Research Annex 4
Project Lampwick
External Power Study, Ancient Device 03
The first mistake was calling it a battery.
Everyone knew better. Even the people who still called it a battery knew better. But the real designation was too long for normal conversation, and the translation was not much better.
Zero Point Module was close enough for requisition forms.
Battery was close enough for security.
It was not close enough for research.
The device sat in the center of the annex inside a transparent containment field that was only transparent because someone thought it should be. Nothing about the containment field needed to be visible. Its emitters did not hum. Its power requirements were not special. It was an ordinary human-made precaution around an object that powered cities when it was bored.
Dr. Mara Venn had spent three weeks trying to prove it was inert.
She did not mean dead. Dead would imply it once had a living state. Inert meant its behavior could be explained without assigning intention to it, which was important because the first week of readings looked like the module was answering questions before anyone asked them.
That was a bad habit in Atlantis-era technology.
Mara's method was simple. She treated the ZPM as a closed thermodynamic system and refused to let anyone describe it using metaphor. Energy in. Energy out. Entropy, if the universe was still in favor of such things.
Across the lab, Dr. Kevin Ballard was doing the opposite.
He was a mathematician on loan from Area 51 and took great pleasure in saying things like, "If the equation wants to be a metaphor, I don't see why we should discourage it."

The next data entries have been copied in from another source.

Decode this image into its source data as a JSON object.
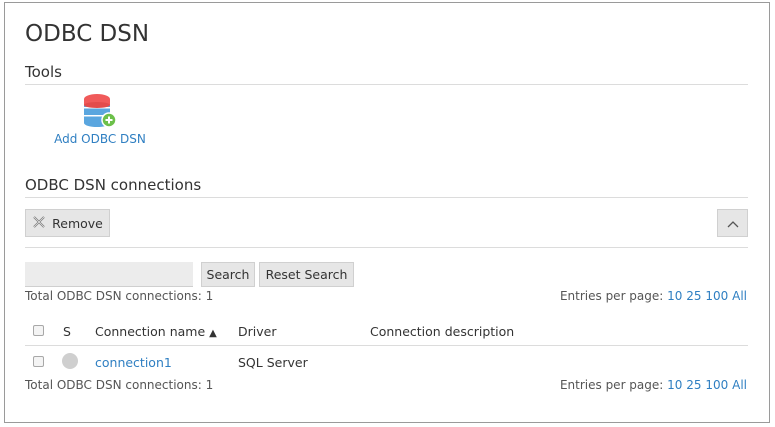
{
  "page": {
    "title": "ODBC DSN"
  },
  "tools": {
    "heading": "Tools",
    "add_label": "Add ODBC DSN"
  },
  "connections": {
    "heading": "ODBC DSN connections",
    "remove_label": "Remove",
    "search_button": "Search",
    "reset_button": "Reset Search",
    "search_value": "",
    "total_top": "Total ODBC DSN connections: 1",
    "total_bottom": "Total ODBC DSN connections: 1",
    "entries_label": "Entries per page:",
    "entries_options": [
      "10",
      "25",
      "100",
      "All"
    ],
    "columns": {
      "s": "S",
      "name": "Connection name",
      "driver": "Driver",
      "description": "Connection description"
    },
    "rows": [
      {
        "name": "connection1",
        "driver": "SQL Server",
        "description": ""
      }
    ]
  },
  "colors": {
    "link": "#2f7fc2",
    "button_bg": "#e6e6e6"
  },
  "icons": {
    "add": "database-add-icon",
    "remove": "x-icon",
    "collapse": "chevron-up-icon",
    "status": "status-dot-icon",
    "sort": "sort-asc-icon"
  }
}
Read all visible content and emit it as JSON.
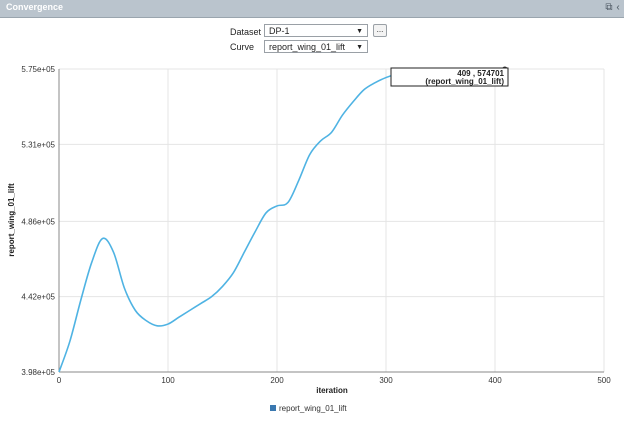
{
  "panel": {
    "title": "Convergence",
    "icons": [
      "popout-icon",
      "collapse-icon"
    ]
  },
  "controls": {
    "dataset_label": "Dataset",
    "dataset_value": "DP-1",
    "more_button": "...",
    "curve_label": "Curve",
    "curve_value": "report_wing_01_lift"
  },
  "tooltip": {
    "line1": "409 , 574701",
    "line2": "(report_wing_01_lift)"
  },
  "colors": {
    "series": "#4fb3e3",
    "titlebar": "#bac4cd"
  },
  "chart_data": {
    "type": "line",
    "xlabel": "iteration",
    "ylabel": "report_wing_01_lift",
    "xlim": [
      0,
      500
    ],
    "ylim": [
      398000,
      575000
    ],
    "x_ticks": [
      0,
      100,
      200,
      300,
      400,
      500
    ],
    "x_tick_labels": [
      "0",
      "100",
      "200",
      "300",
      "400",
      "500"
    ],
    "y_ticks": [
      398000,
      442000,
      486000,
      531000,
      575000
    ],
    "y_tick_labels": [
      "3.98e+05",
      "4.42e+05",
      "4.86e+05",
      "5.31e+05",
      "5.75e+05"
    ],
    "grid": true,
    "legend_position": "bottom-center",
    "series": [
      {
        "name": "report_wing_01_lift",
        "x": [
          0,
          10,
          20,
          30,
          40,
          50,
          60,
          70,
          80,
          90,
          100,
          110,
          120,
          130,
          140,
          150,
          160,
          170,
          180,
          190,
          200,
          210,
          220,
          230,
          240,
          250,
          260,
          270,
          280,
          290,
          300,
          310,
          320,
          330,
          340,
          350,
          360,
          370,
          380,
          390,
          400,
          409
        ],
        "y": [
          398000,
          416000,
          440000,
          462000,
          476000,
          468000,
          447000,
          434000,
          428000,
          425000,
          426000,
          430000,
          434000,
          438000,
          442000,
          448000,
          456000,
          468000,
          480000,
          491000,
          495000,
          497000,
          510000,
          525000,
          533000,
          538000,
          548000,
          556000,
          563000,
          567000,
          570000,
          572000,
          573000,
          573800,
          574000,
          574200,
          574300,
          574400,
          574500,
          574600,
          574650,
          574701
        ]
      }
    ]
  }
}
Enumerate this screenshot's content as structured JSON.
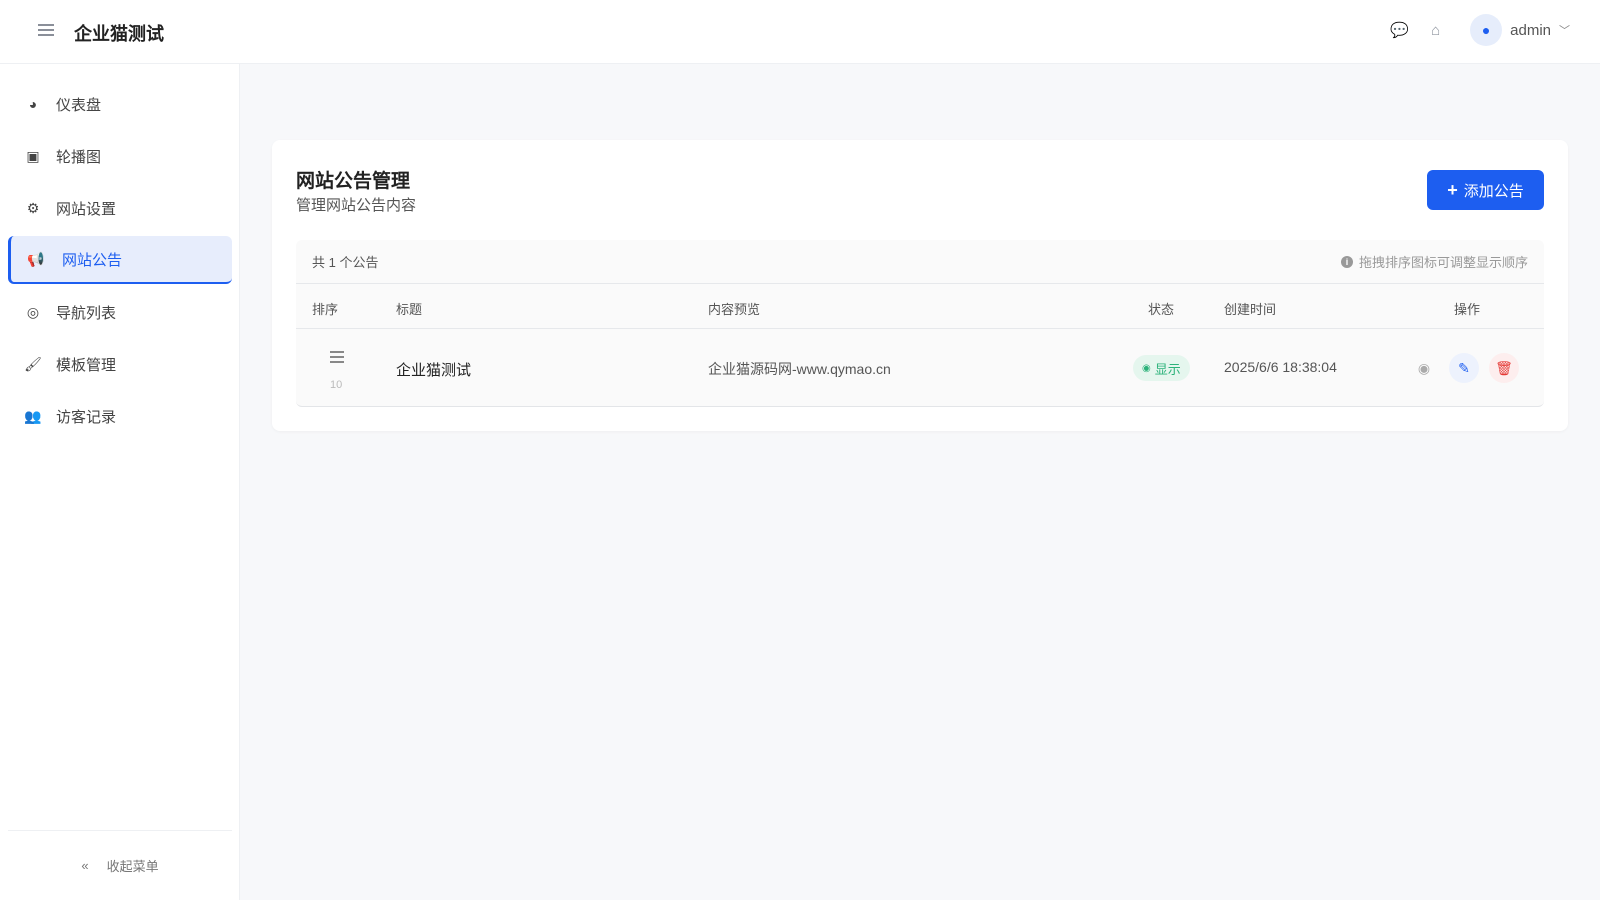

His station displayed a rotating shape that had too many surfaces when viewed directly and not enough when seen in reflection. It was a model of the ZPM's interior vacuum domain, assuming Ancient manufacturing involved pinching off a small region of spacetime, putting a handle on it, and hoping nobody from procurement asked what the handle cost.
"Your model still leaks," Mara said.
"It leaks in the direction of causality," Kevin said. "That's expected."
"Nothing should leak in the direction of causality."
"Then causality should stop standing downhill."
Major Sato, who was assigned to security and had learned not to ask for clarification, looked up from the blast door controls.
"Is that a problem?"
"Not yet," Mara said.
"Eventually," Kevin said.
The third method belonged to Dr. Aisha Rahman, who was not in the room. Her workstation was in the next annex, separated by two blast doors, a Faraday cage, and one concrete wall that had been installed after a device no one wanted to name briefly made the floor believe it was a ceiling.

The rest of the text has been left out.